When the researchers exposed the same areas of the crabs’ bodies to food odors or a drop of seawater, they did not detect any response in the CNS. “This demonstrates that chemically responsive nociceptors are present, since nociceptors do not respond to non-painful stimuli,” Sneddon explained.


Collectively, these data suggest that shore crabs possess a pain processing mechanism that transmits signals from noxious stimuli to the CNS for processing. Given that decapods share a similar structure and nervous system, the authors say it’s likely that shrimps, lobsters and crayfish do too.

“We have developed a means of recording CNS activity with reliable responses to noxious stimulation,” Sneddon said. “It would be possible to use the technique in other decapod crustaceans such as lobster, prawns, crayfish and shrimp or even in other crab species. It would be fascinating to understand if other decapods respond in the same way and increase our understanding of nociception and possible pain in these animals,” she added.

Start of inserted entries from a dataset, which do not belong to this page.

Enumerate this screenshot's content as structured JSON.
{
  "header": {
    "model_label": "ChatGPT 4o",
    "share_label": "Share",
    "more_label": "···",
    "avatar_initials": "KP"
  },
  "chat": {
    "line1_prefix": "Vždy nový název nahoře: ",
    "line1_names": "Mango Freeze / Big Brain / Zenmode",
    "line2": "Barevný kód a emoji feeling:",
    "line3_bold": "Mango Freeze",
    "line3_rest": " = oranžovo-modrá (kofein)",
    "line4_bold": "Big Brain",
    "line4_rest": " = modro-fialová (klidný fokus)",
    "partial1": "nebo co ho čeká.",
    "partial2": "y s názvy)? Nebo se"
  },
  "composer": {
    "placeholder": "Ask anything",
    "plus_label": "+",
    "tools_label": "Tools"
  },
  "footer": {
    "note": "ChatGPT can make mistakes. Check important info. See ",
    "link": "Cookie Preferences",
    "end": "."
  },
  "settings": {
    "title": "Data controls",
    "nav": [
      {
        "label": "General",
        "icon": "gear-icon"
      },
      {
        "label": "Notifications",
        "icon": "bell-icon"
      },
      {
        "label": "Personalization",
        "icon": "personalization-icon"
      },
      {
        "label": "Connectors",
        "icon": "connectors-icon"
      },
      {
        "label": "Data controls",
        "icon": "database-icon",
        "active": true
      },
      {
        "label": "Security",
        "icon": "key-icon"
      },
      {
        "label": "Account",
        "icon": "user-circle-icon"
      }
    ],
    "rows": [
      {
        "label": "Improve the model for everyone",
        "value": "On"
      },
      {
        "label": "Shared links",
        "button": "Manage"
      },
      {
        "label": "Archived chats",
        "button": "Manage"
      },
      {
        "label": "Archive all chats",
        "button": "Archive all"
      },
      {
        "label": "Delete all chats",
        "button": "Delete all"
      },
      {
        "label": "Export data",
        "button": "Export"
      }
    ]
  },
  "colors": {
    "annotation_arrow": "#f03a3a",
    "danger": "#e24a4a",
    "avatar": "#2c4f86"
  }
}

Safeguarding crustacean welfare

Sturgeon said that this study adds to the “now overwhelming burden of evidence” confirming decapod crustacean sentience: “The possession of nociceptors is the very first of the eight key criteria used to assess animal sentience. The paper demonstrates not just the evidence of pain receptors but also further sentience criteria – connections between nociceptors, peripheral and integrative brain regions (resulting in behavioral change), as well as self-protective behaviors in response to the injury and threat,” he continued.


We must, therefore, take a long and hard look at how we handle and slaughter these animals.


“They have some protections under regulations relating to transport and killing, but these are minimal, and unfortunately, woefully unenforced. All this means that they can still be subjected to horrific (and painful) practices while alive, including being sent alive in the post, sold alive for home killing and cooking, limbs torn off and chopped up like vegetables, stored on ice and asphyxiated,” Sturgeon said.


For Sneddon and colleagues, knowledge is power in this context. “If we know what excites their nociceptors, which may lead to pain, then we can avoid applying these stimuli to the animals to safeguard their welfare,” she said.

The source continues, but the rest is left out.